On July 4, the UN published an estimate that nine out of 10 people in Gaza have been displaced at least once. Some people have been displaced up to nine or 10 times.

Estimates suggest that 1.9 million people in Gaza are internally displaced.

Palestinians moved ‘like pawns in a board game’

Andrea De Domenico, the head of OCHA’s office in the occupied Palestinian territory, is quoted in the July 4 UN report saying: “People, in the last nine months, have been moved around like ‘pawns in a board game’ – forced from one location to the next, to the next [and] to the next, irrespective of our ability of support[ing] them and irrespective of the availability of services wherever they land.”
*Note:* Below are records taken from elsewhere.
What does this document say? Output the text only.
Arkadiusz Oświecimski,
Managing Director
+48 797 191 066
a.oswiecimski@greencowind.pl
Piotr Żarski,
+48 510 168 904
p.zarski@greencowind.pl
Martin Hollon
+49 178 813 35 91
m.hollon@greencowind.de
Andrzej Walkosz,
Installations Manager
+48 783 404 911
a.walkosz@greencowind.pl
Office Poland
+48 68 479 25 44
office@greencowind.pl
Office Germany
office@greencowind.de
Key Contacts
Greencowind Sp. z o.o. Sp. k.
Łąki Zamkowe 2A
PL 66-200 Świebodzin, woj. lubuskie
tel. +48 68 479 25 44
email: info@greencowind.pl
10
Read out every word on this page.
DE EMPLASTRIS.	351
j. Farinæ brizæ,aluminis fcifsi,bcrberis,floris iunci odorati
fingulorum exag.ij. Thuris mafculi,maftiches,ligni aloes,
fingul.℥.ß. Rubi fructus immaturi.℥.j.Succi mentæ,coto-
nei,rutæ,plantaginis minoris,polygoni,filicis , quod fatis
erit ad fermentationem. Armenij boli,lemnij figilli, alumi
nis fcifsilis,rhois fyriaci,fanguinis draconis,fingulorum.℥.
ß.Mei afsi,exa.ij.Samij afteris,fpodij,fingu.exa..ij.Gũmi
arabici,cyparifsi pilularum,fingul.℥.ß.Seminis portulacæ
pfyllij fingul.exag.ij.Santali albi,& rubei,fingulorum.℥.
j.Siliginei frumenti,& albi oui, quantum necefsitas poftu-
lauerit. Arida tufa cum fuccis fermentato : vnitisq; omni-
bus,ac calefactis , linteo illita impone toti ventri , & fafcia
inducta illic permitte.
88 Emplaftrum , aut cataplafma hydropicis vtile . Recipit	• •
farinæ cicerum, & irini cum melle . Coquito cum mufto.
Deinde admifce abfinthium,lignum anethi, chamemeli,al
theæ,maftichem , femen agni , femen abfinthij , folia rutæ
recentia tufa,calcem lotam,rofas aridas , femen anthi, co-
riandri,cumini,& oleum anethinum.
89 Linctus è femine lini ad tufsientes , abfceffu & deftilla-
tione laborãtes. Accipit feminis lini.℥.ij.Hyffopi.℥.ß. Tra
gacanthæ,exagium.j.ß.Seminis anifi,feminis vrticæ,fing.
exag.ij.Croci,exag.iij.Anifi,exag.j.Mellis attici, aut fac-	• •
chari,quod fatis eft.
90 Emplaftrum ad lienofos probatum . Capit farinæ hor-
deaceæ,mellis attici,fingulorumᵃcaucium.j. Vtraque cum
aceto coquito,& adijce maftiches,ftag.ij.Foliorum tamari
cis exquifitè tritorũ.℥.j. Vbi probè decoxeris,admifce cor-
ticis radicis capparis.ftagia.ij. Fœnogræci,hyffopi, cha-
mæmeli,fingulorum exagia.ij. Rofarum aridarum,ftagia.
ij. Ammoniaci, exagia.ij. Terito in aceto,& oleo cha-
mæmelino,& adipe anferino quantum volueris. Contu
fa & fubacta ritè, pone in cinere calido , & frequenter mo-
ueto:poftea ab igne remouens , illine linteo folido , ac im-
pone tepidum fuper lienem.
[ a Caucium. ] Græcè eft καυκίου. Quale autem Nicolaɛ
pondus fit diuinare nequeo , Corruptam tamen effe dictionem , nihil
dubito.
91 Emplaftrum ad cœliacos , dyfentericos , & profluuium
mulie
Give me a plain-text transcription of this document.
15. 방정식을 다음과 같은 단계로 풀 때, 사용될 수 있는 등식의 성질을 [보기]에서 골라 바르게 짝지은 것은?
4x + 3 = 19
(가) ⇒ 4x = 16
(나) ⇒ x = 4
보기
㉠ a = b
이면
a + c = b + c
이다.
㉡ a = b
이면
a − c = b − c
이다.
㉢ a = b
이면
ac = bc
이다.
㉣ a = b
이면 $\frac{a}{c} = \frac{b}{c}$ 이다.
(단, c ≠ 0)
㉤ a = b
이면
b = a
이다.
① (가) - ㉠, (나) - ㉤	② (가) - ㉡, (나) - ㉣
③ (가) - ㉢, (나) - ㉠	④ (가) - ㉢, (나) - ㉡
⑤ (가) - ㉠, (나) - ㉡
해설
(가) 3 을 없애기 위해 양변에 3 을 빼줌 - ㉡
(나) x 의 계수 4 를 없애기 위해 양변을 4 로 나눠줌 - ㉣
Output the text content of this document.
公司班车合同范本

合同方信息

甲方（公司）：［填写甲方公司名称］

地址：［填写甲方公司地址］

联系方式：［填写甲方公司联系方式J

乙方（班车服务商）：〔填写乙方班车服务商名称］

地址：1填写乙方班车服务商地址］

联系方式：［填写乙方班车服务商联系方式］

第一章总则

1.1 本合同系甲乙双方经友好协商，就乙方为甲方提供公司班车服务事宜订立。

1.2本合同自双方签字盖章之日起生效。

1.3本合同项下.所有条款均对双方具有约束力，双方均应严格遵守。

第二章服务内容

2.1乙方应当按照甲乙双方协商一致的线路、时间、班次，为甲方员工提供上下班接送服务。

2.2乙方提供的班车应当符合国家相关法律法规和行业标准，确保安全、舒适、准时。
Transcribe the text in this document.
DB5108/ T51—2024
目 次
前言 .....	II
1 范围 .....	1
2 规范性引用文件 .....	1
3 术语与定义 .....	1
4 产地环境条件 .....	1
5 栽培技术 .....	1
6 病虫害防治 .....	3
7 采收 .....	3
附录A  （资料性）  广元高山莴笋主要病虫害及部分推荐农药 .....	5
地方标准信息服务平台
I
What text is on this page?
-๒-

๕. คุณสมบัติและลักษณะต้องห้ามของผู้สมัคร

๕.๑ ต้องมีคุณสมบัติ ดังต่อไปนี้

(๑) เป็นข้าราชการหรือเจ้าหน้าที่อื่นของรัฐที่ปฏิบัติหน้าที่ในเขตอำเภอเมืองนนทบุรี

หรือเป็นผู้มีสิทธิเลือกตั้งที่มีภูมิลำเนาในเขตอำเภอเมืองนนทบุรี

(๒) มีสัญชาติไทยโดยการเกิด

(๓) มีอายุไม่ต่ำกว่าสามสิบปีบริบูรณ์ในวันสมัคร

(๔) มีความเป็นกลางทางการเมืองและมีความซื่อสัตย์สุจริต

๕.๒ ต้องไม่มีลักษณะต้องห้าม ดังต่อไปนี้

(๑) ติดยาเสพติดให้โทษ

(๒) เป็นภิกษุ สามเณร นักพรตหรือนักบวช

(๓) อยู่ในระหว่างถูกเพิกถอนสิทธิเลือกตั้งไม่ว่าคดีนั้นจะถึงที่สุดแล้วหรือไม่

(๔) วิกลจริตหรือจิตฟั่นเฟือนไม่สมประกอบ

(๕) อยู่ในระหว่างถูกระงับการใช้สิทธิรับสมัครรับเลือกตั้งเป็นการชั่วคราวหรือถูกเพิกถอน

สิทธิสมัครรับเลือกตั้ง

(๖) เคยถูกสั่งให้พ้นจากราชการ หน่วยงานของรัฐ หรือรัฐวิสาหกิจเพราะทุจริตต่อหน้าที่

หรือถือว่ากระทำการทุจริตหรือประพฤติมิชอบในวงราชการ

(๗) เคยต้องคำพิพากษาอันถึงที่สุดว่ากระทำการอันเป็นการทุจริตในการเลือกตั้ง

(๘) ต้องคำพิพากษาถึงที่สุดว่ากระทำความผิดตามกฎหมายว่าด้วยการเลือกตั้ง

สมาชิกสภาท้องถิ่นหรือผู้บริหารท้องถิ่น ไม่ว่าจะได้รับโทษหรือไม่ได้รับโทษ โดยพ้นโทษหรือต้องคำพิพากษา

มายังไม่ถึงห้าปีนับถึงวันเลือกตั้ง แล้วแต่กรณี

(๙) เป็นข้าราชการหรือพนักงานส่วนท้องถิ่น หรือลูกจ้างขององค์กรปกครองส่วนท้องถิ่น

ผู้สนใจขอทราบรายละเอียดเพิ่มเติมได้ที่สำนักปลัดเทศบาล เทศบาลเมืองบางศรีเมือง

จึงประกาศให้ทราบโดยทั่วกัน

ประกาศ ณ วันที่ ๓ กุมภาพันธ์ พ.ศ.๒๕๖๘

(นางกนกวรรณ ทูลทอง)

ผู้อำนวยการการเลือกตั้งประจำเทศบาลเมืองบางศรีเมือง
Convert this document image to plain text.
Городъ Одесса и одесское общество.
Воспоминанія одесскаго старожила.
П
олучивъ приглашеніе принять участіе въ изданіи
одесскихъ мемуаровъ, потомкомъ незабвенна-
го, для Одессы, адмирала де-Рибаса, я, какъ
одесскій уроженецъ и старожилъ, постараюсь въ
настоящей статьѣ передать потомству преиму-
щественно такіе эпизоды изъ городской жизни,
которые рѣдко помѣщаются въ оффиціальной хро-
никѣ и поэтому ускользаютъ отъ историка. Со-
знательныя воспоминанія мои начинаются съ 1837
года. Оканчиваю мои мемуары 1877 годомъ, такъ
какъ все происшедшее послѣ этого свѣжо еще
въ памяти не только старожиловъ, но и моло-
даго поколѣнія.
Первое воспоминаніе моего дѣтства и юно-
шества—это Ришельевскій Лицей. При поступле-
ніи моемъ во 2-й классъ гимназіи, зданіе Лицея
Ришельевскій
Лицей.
Is it safe anywhere in Gaza?

Over the course of the war, the Israeli military has targeted UN schools, hospitals and refugee camps, leaving no space safe in Gaza. Recently:

  • On July 16, Israel bombed the sixth UN-run school in 10 days, carrying forward its deadly legacy of bombing UN schools from the beginning of the war.
  • On July 18, residential buildings were hit at Nuseirat refugee camp, in Deir el-Balah, killing eight Palestinians and injuring 15, according to an OCHA update. The Nuseirat camp has recently seen a surge in violence.
  • On July 20, a house was attacked in Jabalia camp’s al-Alami area. This attack resulted in the deaths of five Palestinians, including a journalist, his wife, his mother and two of his children, according to an OCHA update.